Additional concerns may arise from gene and cell therapies: the high resource input required to introduce such infrastructure, the potential for environmental contamination, and as alluded to previously, the risk of genotoxicity may result in harm to patients. Last, while discussing the potential benefit to humans, the ecological cost of energy‐intensive production methods is often overlooked. As we evolve into a global society where the carbon footprint of every action is dissected, the pharmacotherapeutic industry should be no exception.

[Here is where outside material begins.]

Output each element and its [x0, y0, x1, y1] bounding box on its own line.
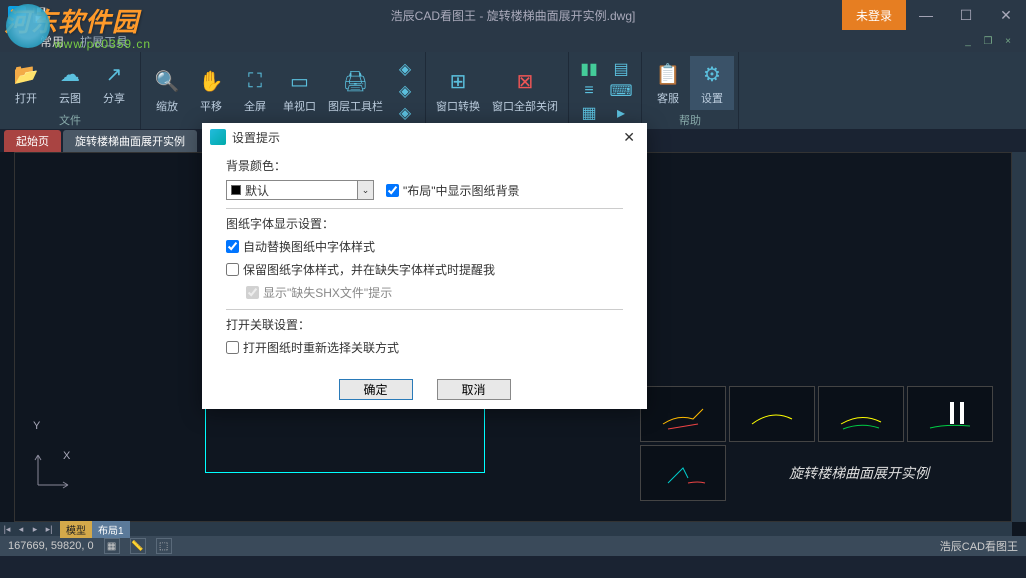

Concluding: gene and cell therapies on the horizon

The future holds great promise for gene therapies. Clinical targets of CAR T cells may expand to include non‐haematological malignancies and non‐malignant conditions. Fourth‐generation technologies utilising sophisticated gene‐editing methods offer increased activity, longevity and off‐the‐shelf uniformity. Trials have already demonstrated the efficacy of certain CAR T cell products as first‐ and second‐line agents compared with conventional chemotherapy and may obviate the need for inferior salvage treatments. AAV‐based gene therapies for non‐malignant indications such as haemophilia A and B are on the cusp of widespread approval. Early trials on CRISPR‐Cas9‐based in vivo gene editing have achieved success in a range of fields. Patients with transfusion‐dependent β‐thalassaemia and sickle cell disease had successful restoration of foetal haemoglobin synthesis after BCL11A downregulation, resulting in transfusion independence and freedom from vaso‐occlusive crises, while patients with hereditary transthyretin amyloidosis have experienced on average 87% reduction in transthyretin concentrations after CRISPR‐Cas9‐induced targeted DNA cleavage of the TTR gene. Many small molecule gene therapies have also emerged in the wake of Nusinursen. Golodirsen is an antisense oligonucleotide that has been shown to induce significantly increased production of dystrophin in all patients by inducing exon skipping. In late 2019, based on successful clinical trials in Duchenne muscular dystrophy subjects, the FDA approved Golodirsen, which arose from research undertaken at the University of Western Australia. Two other small interfering RNA therapies are Patisiran and Givosiran for ATTR amyloidosis and acute hepatic porphyria respectively. The burgeoning growth of the gene therapy industry is now a foregone conclusion and although this new era of therapeutics comes with some important caveats there is no doubt that they represent the heights of human ingenuity overcoming human frailty.